Police Chiefs Association Defends Use Of Force Following Trump Speech
The International Association of Chiefs of Police (IACP) issued a statement on police use of force Friday, following a speech from President Donald Trump in which he was accused of encouraging violence.
While speaking about violent gang-members in a speech to law enforcement officers that focused on MS-13, Trump said police shouldn’t be “too nice” when handling violent criminals. In the wake of the speech, media framed Trump has having endorsed police brutality.
“Law enforcement officers are trained to treat all individuals, whether they are a complainant, suspect, or defendant, with dignity and respect,” the IACP statement read. “This is the bedrock principle behind the concepts of procedural justice and police legitimacy.”
President urges officers to commit acts of brutality, officers laugh and cheer wildly. Beginning to think problem isn’t a few bad apples. pic.twitter.com/o1sSgw6lGy
— Matthew Gertz (@MattGertz) July 28, 2017
“Like when you guys put somebody in the car and you’re protecting their head, you know, the way you put the hand over. Like, don’t hit their head and they’ve just killed somebody, don’t hit their head. I said, ‘You can take the hand away, OK,” Trump said.
The IACP wrote that the use of force is one of the most difficult parts of policing, but also added that law enforcement has policies in place to “ensure that any use of force is carefully applied and objectively reasonable considering the situation confronted by the officers.”
Many in conservative media pushed back against the idea that Trump had endorsed violence, claiming he merely told officers not to go out of their way to make suspects comfortable.

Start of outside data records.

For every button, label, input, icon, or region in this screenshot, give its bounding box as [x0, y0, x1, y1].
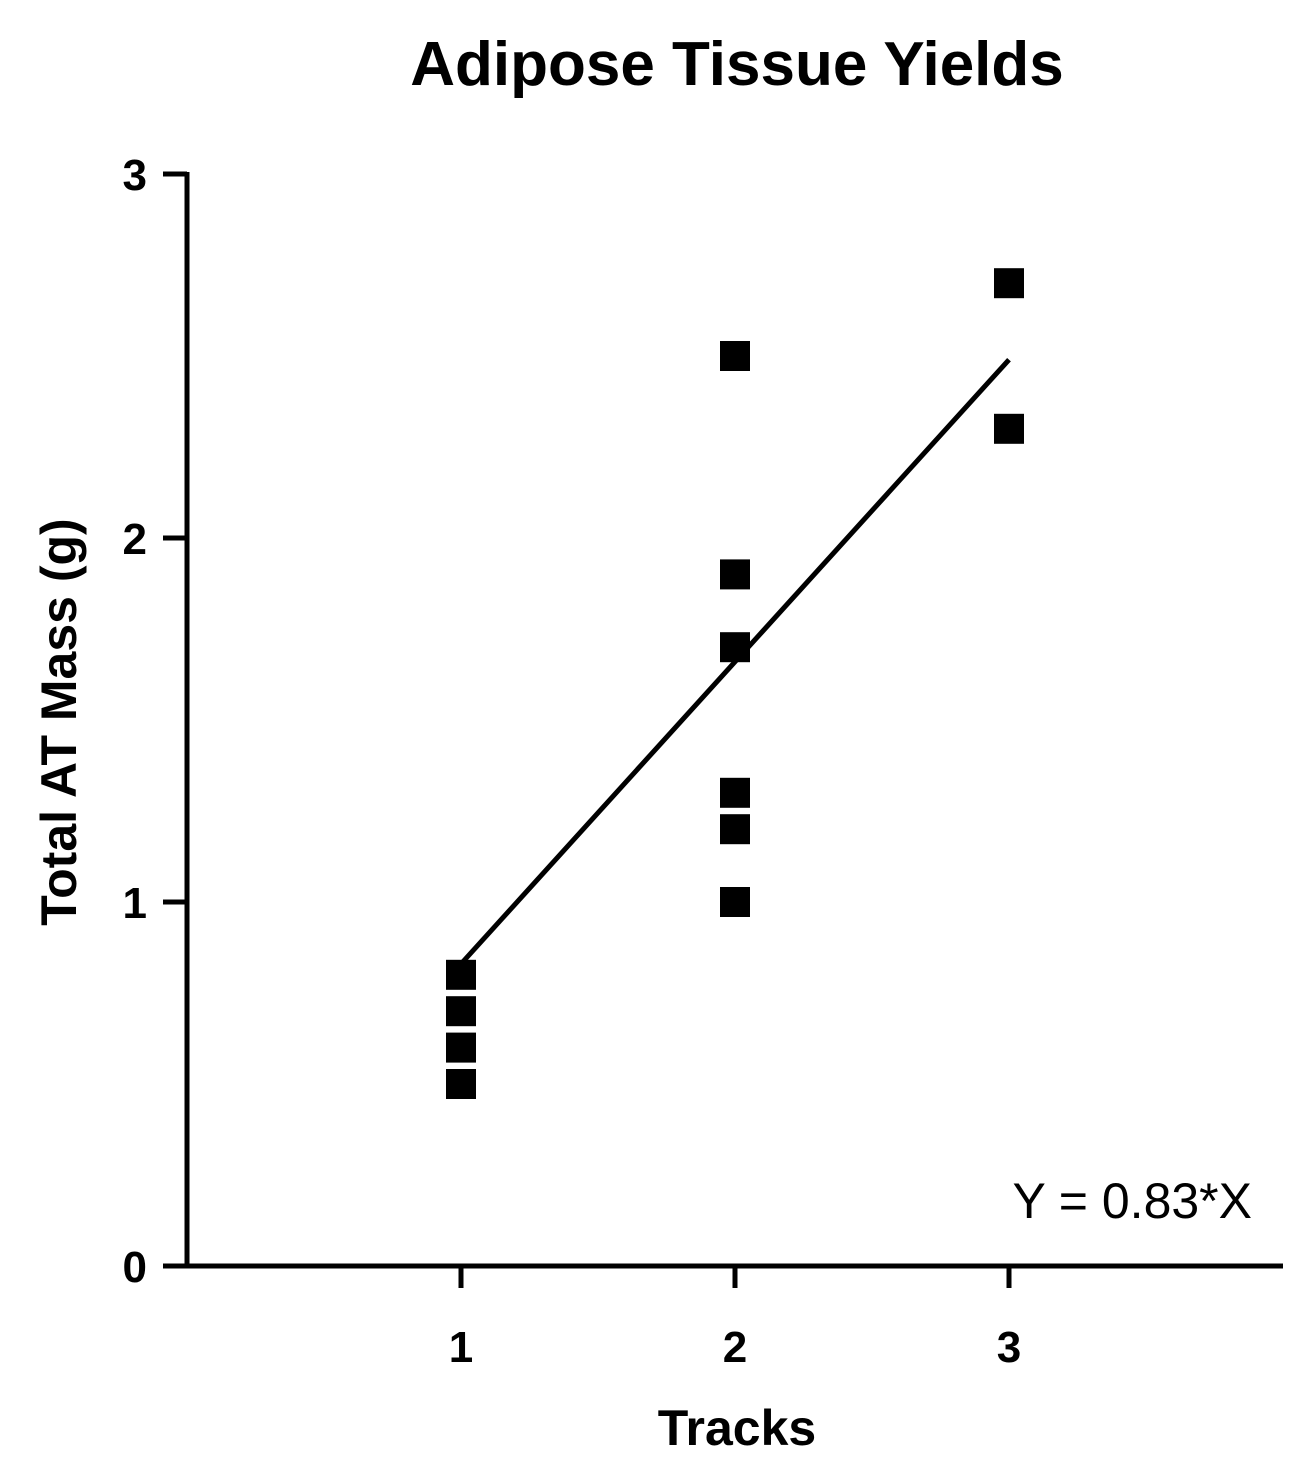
data-point [994, 268, 1024, 299]
x-axis-label: Tracks [658, 1400, 816, 1456]
data-point [720, 887, 750, 917]
data-point [720, 814, 750, 845]
fit-equation-annotation: Y = 0.83*X [1012, 1173, 1252, 1229]
y-tick-label: 3 [123, 151, 147, 200]
x-tick-label: 1 [449, 1323, 473, 1372]
data-point [720, 341, 750, 371]
y-axis-label: Total AT Mass (g) [31, 518, 87, 925]
data-point [446, 959, 476, 990]
x-tick-label: 3 [997, 1323, 1021, 1372]
data-point [720, 777, 750, 808]
data-point [994, 413, 1024, 444]
chart-title: Adipose Tissue Yields [410, 30, 1064, 99]
y-tick-label: 0 [123, 1243, 147, 1292]
data-point [446, 1069, 476, 1099]
data-point [446, 996, 476, 1027]
y-tick-label: 1 [123, 879, 147, 928]
y-tick-label: 2 [123, 515, 147, 564]
data-point [446, 1032, 476, 1063]
data-point [720, 632, 750, 663]
x-tick-label: 2 [723, 1323, 747, 1372]
data-point [720, 559, 750, 590]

“This is all exaggeration,” Commentator Ben Shapiro wrote. “Is it appropriate for Trump to encourage police not to be ‘too nice’ to suspects? Not really. But it’s not police brutality to refrain from putting your hand on the head of a suspect to prevent them from bumping it on a car door. It’s police brutality if you slam their head into the car door.”
He told readers to “watch the tape yourself, rather than reading the headlines blared by an aggressively antipathy-laden media.”